La première conversion de l’atelier

En 1888, Amélie Carpeaux fit modifier l’atelier de son mari, qui était situé à l’extrémité de la propriété. Son objectif était d’y installer un appartement indépendant.

Il fut peut être destiné à héberger Charles Carpeaux, tout juste âgé de 18 ans. Le bâtiment était parfait pour un célibataire, avec sa chambre, le salon, la salle à manger, une bibliothèque et la cuisine à l’étage.

La trace d’Hector Guimard 

Une seconde transformation fut conduite en 1894 – 1895. C’est là que Hector Guimard intervient. L’architecte a alors 28 ans. 

En tout état de cause, on lui doit la surélévation faite de briques et avec une grande ouverture vitrée. Il fit rajouter également les deux belles sculptures sur les côtés de la façade principale. Ce second étage est également accessible par un escalier extérieur.

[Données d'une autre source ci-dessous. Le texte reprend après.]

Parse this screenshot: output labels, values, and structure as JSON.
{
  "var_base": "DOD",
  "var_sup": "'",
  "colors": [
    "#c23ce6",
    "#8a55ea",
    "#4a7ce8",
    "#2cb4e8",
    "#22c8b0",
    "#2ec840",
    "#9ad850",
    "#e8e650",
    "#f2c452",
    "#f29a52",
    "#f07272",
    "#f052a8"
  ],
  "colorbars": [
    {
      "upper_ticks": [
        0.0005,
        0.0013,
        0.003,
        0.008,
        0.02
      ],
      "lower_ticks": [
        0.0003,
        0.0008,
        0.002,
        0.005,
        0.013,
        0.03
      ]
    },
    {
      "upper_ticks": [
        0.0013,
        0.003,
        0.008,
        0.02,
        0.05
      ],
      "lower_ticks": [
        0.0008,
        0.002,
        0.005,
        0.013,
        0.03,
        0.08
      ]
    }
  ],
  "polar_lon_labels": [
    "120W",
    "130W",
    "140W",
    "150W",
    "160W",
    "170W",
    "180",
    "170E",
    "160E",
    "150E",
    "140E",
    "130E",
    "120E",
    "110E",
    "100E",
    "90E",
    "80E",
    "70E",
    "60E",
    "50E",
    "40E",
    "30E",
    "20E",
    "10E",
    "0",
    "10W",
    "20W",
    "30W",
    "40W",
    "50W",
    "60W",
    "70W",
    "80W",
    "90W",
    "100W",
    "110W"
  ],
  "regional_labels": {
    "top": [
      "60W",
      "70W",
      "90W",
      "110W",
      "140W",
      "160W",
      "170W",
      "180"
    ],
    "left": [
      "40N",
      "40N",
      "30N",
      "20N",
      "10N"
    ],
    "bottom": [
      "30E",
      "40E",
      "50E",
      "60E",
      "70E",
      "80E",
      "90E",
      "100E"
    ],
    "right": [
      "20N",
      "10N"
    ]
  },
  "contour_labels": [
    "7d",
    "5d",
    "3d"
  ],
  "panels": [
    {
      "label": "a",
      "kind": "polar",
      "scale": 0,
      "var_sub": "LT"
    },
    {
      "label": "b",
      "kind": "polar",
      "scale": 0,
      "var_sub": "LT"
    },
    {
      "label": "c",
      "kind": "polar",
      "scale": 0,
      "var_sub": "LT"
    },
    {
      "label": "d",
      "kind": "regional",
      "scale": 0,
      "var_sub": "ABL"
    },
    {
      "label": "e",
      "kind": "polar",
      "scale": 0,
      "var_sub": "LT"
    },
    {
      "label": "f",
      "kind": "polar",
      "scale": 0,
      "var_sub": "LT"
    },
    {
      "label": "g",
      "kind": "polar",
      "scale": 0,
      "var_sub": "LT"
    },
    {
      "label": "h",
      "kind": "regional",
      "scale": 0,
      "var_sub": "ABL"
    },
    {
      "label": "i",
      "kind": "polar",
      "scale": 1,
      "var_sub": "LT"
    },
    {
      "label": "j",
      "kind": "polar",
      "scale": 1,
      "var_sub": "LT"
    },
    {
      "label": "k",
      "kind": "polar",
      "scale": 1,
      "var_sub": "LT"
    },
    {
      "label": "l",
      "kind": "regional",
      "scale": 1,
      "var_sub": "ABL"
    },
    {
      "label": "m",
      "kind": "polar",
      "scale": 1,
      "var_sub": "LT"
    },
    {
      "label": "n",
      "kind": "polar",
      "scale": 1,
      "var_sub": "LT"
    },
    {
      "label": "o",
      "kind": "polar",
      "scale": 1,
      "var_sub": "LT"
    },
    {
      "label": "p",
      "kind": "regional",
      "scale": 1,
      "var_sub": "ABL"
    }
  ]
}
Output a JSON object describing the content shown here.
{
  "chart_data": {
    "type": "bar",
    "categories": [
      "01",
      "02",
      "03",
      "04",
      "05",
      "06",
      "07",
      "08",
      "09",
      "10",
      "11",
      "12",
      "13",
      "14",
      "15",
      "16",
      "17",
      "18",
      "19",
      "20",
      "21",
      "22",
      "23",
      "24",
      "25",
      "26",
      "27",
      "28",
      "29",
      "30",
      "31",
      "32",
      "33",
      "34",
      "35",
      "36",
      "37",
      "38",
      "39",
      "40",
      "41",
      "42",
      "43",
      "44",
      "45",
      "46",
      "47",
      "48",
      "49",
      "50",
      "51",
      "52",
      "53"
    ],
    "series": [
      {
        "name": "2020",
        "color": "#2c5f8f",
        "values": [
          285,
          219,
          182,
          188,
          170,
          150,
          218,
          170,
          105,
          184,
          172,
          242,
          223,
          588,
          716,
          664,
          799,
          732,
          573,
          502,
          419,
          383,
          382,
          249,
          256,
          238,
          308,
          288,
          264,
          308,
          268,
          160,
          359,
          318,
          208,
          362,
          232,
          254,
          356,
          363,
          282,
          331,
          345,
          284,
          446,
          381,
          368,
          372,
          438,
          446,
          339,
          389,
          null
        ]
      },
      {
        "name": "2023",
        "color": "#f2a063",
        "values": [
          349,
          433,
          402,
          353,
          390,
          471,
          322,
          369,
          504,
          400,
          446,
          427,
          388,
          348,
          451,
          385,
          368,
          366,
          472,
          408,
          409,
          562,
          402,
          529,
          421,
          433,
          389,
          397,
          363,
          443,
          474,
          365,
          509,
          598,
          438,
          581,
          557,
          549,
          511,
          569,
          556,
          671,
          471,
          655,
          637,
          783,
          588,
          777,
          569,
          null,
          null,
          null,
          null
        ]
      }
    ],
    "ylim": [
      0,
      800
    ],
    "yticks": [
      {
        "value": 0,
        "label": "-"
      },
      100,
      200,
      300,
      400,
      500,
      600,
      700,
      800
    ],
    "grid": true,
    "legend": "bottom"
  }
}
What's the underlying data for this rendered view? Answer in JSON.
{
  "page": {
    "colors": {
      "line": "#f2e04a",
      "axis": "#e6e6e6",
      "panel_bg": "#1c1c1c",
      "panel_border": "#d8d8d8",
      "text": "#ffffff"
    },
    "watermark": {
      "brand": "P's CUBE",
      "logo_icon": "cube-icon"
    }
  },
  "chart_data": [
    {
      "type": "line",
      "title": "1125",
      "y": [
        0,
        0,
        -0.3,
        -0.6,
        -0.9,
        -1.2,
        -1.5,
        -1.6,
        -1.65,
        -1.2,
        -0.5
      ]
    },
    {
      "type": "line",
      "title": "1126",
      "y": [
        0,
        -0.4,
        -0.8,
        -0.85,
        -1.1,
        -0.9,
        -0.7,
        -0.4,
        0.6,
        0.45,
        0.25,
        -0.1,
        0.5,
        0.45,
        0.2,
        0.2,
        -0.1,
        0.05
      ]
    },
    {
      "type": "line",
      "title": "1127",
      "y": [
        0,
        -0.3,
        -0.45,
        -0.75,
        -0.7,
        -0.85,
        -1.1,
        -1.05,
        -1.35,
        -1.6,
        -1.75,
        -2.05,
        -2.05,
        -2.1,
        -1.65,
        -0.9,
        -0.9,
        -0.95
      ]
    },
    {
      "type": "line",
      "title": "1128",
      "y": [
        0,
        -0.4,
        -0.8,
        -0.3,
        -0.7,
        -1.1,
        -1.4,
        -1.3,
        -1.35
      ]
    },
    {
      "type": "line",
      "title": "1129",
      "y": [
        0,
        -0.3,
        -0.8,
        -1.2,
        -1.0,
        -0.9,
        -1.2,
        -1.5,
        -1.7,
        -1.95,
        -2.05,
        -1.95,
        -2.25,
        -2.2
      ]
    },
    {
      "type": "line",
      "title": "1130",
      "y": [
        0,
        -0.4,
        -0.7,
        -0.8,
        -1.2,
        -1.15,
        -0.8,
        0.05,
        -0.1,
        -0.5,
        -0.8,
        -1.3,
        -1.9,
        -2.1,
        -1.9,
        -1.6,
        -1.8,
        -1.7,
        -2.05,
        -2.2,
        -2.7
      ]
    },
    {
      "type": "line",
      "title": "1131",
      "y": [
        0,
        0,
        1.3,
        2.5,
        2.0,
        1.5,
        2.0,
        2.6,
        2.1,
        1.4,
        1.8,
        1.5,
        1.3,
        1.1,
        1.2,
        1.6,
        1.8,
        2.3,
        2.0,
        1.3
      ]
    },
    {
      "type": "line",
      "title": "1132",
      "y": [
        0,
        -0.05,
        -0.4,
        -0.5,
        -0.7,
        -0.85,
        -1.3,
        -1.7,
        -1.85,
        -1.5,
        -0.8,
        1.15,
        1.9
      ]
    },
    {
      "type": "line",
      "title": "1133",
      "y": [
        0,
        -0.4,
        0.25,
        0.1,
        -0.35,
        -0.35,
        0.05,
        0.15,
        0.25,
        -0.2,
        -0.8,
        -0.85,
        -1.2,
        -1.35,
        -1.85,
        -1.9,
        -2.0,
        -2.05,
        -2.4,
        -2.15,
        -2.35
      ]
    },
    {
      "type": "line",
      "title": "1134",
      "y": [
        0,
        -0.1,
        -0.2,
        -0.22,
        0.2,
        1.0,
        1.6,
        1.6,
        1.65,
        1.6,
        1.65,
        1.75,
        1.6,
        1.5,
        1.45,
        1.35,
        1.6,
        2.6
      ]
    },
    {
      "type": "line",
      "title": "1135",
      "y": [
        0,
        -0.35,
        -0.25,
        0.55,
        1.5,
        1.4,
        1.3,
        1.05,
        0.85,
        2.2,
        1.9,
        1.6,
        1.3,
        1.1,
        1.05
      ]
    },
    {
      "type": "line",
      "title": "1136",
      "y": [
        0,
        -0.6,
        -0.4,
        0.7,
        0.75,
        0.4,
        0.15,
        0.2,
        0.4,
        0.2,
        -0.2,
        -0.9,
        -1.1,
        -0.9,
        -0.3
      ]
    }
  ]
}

A cette date, la veuve Carpeaux était davantage sereine sur sa situation financière. Elle pouvait retrouver la bonne société. Ainsi, on transforma le rez-de-chaussée en salle de réception. Ici, on plaça de nombreuses oeuvre de Carpeaux, essentielle pour la représentation sociale de la famille.

On fêta même l’inauguration de ce nouvel atelier, en organisant une grande danse, en face d’une image de la célèbre oeuvre faite pour l’Opéra.

Seul vestige de la propriété des Carpeaux

En 1898, la famille Carpeaux fait détruire le grand hôtel. Il est possible qu’on envisagea d’y installer une autre bâtisse. Des esquisses furent réalisées à cet effet par Hector Guimard. Mais la commande fut annulée.  De fait, Amélie Carpeaux se replia sur l’atelier

Mort d’Amélie Carpeaux

En 1904, Charles Carpeaux meurt à 33 ans à Saigon. C’est une véritable épreuve pour Amélie Carpeaux.

Elle décida d’exposer le corps de son fils dans l’atelier avant l’inhumation à Auteuil. La mère se retira totalement ensuite de la vie mondaine. Elle mourut en 1908.

La dispersion des œuvres de l’atelier en 1913

Peu de temps avant le début de la Grande guerre, eut lieu une vente particulière : celle des sculptures de l’ atelier de Carpeaux. A la demande des deux derniers enfants du sculpteur, l’atelier est dispersé lors d’une vente aux enchères. Alors de nombreuses traces du travail de Jean Baptiste Carpeaux sont vendues. Cet épisode s’inscrivit dans une grande tension entre les deux enfants de Carpeaux. En effet, Amélie avait privilégié sa fille au détriment de son fils, dont elle trouva la vie trop dissolue.

Il reste toutefois un beau catalogue, conservé à la Bibliothèque Nationale de France. On peut y admirer entre autres les tests pour la fameuse Danse de l’Opéra ou le groupe Ugolin et ses enfants.

Après la mort de Louis Carpeaux en 1929, Louise Clément Carpeaux fut la dernière de la famille. Depuis 1910, elle était la seule propriétaire de ce qui restait de la propriété d’Auteuil. Aussi, elle fit réaménager l’atelier pour y vivre avec son époux en 1914.